Le lendemain de son départ, l’intendant-général russe fut pris par les détachemens de cavalerie française qui harcelaient les derrières de la grande armée alliée. La même nuit, vers deux heures du matin, nous reçûmes l’avis que Napoléon avait poursuivi son mouvement vers l’est jusqu’à Saint-Dizier, et qu’en apprenant la marche hardie des armées alliées sur Paris, il s’était jeté sur la route de Bar-sur-Aube. On reconnut alors que le mouvement excentrique de Napoléon n’avait d’autre but que de provoquer la retraite du général en chef de l’armée autrichienne en menaçant sa ligne de communication. Napoléon s’était trompé. A la nouvelle que l’armée alliée s’avançait droit sur Paris, il s’écria : « C’est un beau coup d’échecs ! je n’aurais jamais cru qu’un général de la coalition fût capable de le faire. »

Aussitôt on s’apprêta à quitter Bar-sur-Aube, et à quatre heures du matin l’empereur et ses ministres se mirent en route pour Dijon, protégés seulement par la présence de quelques bataillons qui allaient rejoindre la grande armée, et dont l’un était par hasard arrivé à Bar-sur-Aube la veille au soir. Nous nous rapprochions ainsi de l’armée du prince héritier de Hesse-Hombourg, dont quelques détachemens se trouvaient à Dijon.

Comme l’empereur François ne voulait pas s’arrêter en route, il prit la poste à Châtillon pour arriver plus vite à Dijon.
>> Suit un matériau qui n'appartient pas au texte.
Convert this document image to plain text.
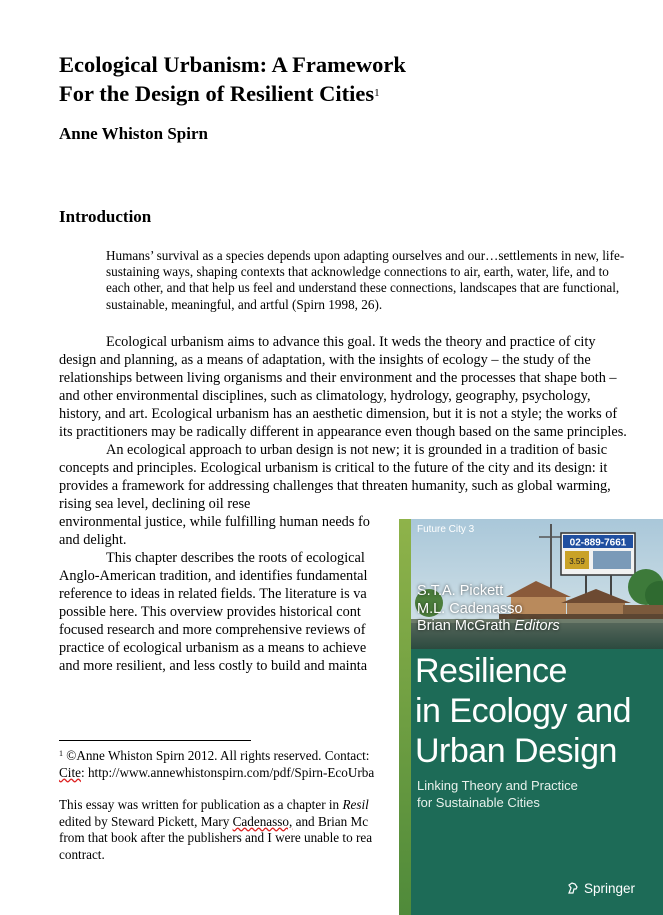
Ecological Urbanism: A Framework
For the Design of Resilient Cities$^1$
Anne Whiston Spirn
Introduction

Humans’ survival as a species depends upon adapting ourselves and our…settlements in new, life-sustaining ways, shaping contexts that acknowledge connections to air, earth, water, life, and to each other, and that help us feel and understand these connections, landscapes that are functional, sustainable, meaningful, and artful (Spirn 1998, 26).

Ecological urbanism aims to advance this goal. It weds the theory and practice of city design and planning, as a means of adaptation, with the insights of ecology – the study of the relationships between living organisms and their environment and the processes that shape both – and other environmental disciplines, such as climatology, hydrology, geography, psychology, history, and art. Ecological urbanism has an aesthetic dimension, but it is not a style; the works of its practitioners may be radically different in appearance even though based on the same principles.

An ecological approach to urban design is not new; it is grounded in a tradition of basic concepts and principles. Ecological urbanism is critical to the future of the city and its design: it provides a framework for addressing challenges that threaten humanity, such as global warming, rising sea level, declining oil rese
environmental justice, while fulfilling human needs fo
and delight.

This chapter describes the roots of ecological
Anglo-American tradition, and identifies fundamental
reference to ideas in related fields. The literature is va
possible here. This overview provides historical cont
focused research and more comprehensive reviews of
practice of ecological urbanism as a means to achieve
and more resilient, and less costly to build and mainta

$^1$ ©Anne Whiston Spirn 2012. All rights reserved. Contact:
Cite: http://www.annewhistonspirn.com/pdf/Spirn-EcoUrba

This essay was written for publication as a chapter in Resil
edited by Steward Pickett, Mary Cadenasso, and Brian Mc
from that book after the publishers and I were unable to rea
contract.

02-889-7661
3.59
Future City 3
S.T.A. Pickett
M.L. Cadenasso
Brian McGrath Editors
Resilience
in Ecology and
Urban Design
Linking Theory and Practice
for Sustainable Cities
Springer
Nous fîmes le chemin dans deux chaises de poste, au milieu d’une population fort étonnée de la présence de sa majesté impériale et de la confiance que lui témoignait l’empereur en voyageant sans escorte. L’arrivée inattendue de l’empereur François à Dijon provoqua des sentimens pareils à ceux qui venaient de se manifester sur son passage. Nous entrâmes dans cette ville à quatre heures du matin, et nous descendîmes au palais de la préfecture. Il fallut nommer l’empereur pour qu’on le laissât entrer. Au bout de quelques heures, une masse de peuple accourut sur la place de la préfecture ; ce fut l’occasion d’une grande manifestation royaliste. Sa majesté fit inviter la multitude à se tenir tranquille et défendit toute démonstration. L’ordre ne fut pas troublé un seul instant.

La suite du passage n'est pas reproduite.